Race to Nowhere


  • The “Race to Nowhere” film highlights the problems in our schools and the stress students face in high-pressure academics.   
“Every once in awhile a film comes along that has the potential to change a culture.” 
Rachel Simmons    

Race to Nowhere is an education film that gets it.”  
              Washington Post

  • Our children are in a race to
    • Be the Smartest
    • Test the highest
    • Achieve the most
  • The pressure comes from the parents, colleges, and the government; but, in the race to be smart—our kids are paying a price with
    • Dreading school and hating every moment of high school
    • Depression
    • Emotional breakdowns
    • Suicide
  • “School is an enormous pressure on our children, stealing their childhoods.  They dedicate their whole lives to their grades—produce, produce, produce!  Children spend all night on homework, feeling pressure to do well now so they can get into a good college.  Students feel they can’t make mistakes, they have to be smart, and they have to be involved in lots of sports and the arts.  
  • “Students are pressured to perform, but they are not necessarily pressured to learn deeply and conceptually.  Things that get our students to actually think and work together and care are pushed aside—because they take too long.  You have a system that is trying to robotocize and mechanize students to be academic competitors and producers.    
  • “What is that going to mean when we have a whole population of dentists and doctors who have been trained from a script?  They are not thinking.  Children begin school with creativity and a love of learning, but the schools take it out of them.
  • “Teachers are forced to teach to government standards to keep their jobs and get money for the schools.  Many decisions are made based on financial gain rather than what is in the best interest of the students.
  • “The U.S. needs to rethink how we do schooling.  The economic future and well-being of the country depends on our addressing this. We need to define success for kids—something we do together, as a society.  Jobs need students to be critical thinkers and problem solvers.  What does it take to produce a happy, motivated, creative human being?”      
CBS News’ Katie Couric
http://www.cbsnews.com/8301-500803_162-20039394-500803.html

NBC’s Nightly News
http://www.msnbc.msn.com/id/41744061/ns/nightly_news/  

CNN
http://www.cnn.com/video/?/video/living/2011/03/27/nr.race.nowhere.school.testing.cnn 

  • Race to Nowhere Panel Discussion at Stanford University:  
“NIMH says depression among high school students across the country has doubled in the last 5 years—concern about money, grades, passing exams, etc.  Schools have become a test factory.  Tests are not necessarily measuring the kind of learning and retained learning that we want the students to actually have.  

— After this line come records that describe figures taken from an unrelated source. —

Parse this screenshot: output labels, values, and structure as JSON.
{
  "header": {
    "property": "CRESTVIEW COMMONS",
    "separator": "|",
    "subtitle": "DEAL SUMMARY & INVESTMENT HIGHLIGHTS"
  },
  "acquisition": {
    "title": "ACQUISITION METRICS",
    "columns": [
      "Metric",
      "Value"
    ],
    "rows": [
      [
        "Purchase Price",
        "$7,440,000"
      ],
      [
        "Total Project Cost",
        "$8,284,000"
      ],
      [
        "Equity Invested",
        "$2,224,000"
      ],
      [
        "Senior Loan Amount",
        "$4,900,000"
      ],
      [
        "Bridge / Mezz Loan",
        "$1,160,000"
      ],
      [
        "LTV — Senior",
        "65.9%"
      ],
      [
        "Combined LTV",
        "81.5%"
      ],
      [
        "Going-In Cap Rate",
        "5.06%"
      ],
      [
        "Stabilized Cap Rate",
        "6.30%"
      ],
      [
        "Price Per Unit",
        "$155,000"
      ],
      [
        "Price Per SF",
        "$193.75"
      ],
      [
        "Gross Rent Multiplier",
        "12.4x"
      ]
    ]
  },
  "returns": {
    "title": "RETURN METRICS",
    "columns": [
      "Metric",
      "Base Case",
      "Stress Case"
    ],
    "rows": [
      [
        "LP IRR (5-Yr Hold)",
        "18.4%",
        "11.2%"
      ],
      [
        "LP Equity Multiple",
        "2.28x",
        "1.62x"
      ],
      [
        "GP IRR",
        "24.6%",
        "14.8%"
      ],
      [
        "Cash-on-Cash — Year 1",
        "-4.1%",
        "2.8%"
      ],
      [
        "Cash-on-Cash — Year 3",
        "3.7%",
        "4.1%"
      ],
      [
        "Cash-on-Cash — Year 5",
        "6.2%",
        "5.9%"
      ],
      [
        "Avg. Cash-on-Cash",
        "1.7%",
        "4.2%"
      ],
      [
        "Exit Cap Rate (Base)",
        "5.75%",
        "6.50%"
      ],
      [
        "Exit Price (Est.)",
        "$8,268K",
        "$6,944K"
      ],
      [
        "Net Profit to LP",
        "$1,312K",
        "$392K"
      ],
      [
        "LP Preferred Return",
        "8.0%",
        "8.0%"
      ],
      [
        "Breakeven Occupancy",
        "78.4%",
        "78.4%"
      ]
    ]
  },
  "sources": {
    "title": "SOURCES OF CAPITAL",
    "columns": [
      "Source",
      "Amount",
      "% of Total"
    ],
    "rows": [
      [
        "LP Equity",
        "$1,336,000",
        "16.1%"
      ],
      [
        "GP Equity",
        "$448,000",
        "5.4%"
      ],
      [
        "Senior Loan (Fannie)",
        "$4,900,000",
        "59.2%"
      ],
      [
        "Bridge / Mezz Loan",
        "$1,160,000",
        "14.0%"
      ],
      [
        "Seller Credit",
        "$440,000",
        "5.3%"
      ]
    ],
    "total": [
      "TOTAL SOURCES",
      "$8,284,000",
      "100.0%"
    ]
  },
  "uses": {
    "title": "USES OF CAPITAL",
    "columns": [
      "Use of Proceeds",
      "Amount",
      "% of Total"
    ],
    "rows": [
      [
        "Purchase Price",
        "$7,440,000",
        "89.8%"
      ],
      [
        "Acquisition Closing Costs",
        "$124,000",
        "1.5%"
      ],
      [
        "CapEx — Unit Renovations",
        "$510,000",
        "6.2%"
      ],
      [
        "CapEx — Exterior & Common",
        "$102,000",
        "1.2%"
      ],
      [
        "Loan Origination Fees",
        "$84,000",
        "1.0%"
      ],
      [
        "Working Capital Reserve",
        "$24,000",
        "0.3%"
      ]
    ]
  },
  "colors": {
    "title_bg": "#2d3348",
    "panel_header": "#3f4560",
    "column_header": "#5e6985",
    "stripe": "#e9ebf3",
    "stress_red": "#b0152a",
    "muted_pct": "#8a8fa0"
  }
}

Successful has been so irrevocably tied to notions of material success that we almost need a new language for talking about what makes a healthy kid.  

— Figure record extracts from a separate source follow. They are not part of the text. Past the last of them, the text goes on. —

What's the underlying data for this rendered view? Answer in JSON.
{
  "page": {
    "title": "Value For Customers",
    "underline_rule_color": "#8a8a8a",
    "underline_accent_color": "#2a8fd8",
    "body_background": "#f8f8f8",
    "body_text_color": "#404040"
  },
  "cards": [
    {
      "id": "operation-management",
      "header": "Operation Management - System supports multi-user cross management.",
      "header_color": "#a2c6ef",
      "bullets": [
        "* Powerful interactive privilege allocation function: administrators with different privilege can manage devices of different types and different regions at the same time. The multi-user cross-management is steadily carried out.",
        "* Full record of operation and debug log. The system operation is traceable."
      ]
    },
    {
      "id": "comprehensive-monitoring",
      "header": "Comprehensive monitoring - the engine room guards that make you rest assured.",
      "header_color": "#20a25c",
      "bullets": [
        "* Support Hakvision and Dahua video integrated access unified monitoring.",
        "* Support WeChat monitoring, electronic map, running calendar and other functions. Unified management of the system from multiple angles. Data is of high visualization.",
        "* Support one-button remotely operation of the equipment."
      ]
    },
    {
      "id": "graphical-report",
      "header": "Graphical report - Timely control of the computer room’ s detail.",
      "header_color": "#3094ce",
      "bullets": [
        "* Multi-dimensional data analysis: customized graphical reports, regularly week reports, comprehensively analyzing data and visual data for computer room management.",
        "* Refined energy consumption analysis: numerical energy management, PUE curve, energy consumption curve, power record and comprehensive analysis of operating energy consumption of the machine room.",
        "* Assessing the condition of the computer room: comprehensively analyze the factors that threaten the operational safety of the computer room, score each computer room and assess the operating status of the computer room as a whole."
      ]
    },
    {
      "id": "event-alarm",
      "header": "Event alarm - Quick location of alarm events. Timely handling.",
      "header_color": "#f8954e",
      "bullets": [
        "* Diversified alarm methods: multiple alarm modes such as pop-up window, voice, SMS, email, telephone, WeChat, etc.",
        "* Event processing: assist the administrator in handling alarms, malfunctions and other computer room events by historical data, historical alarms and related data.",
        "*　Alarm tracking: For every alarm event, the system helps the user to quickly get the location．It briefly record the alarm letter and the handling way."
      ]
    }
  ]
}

“Students in Finland score the highest in the world.  Students start school later; they don’t test all the time; and they do project-based learning.  Being a teacher in Finland is a well paid, high-status profession.  Teachers are prepared in much greater depth and supported beyond that of the U.S.  

“We tie test scores to teachers’ salaries in order to get federal money; so teachers are required to teach to the test.  

“Walk into a school and observe what is valued in that school—the first thing you see is the athletic trophy cabinet, and then the honor roll.  There are many other things to value among kids who have skills that are not valued.  

“The solution to this problem is very complex—but it will be implemented by parents and educators who begin to think differently.   Policies and the school system can be changed if we form alliances with one another and advocate for change.”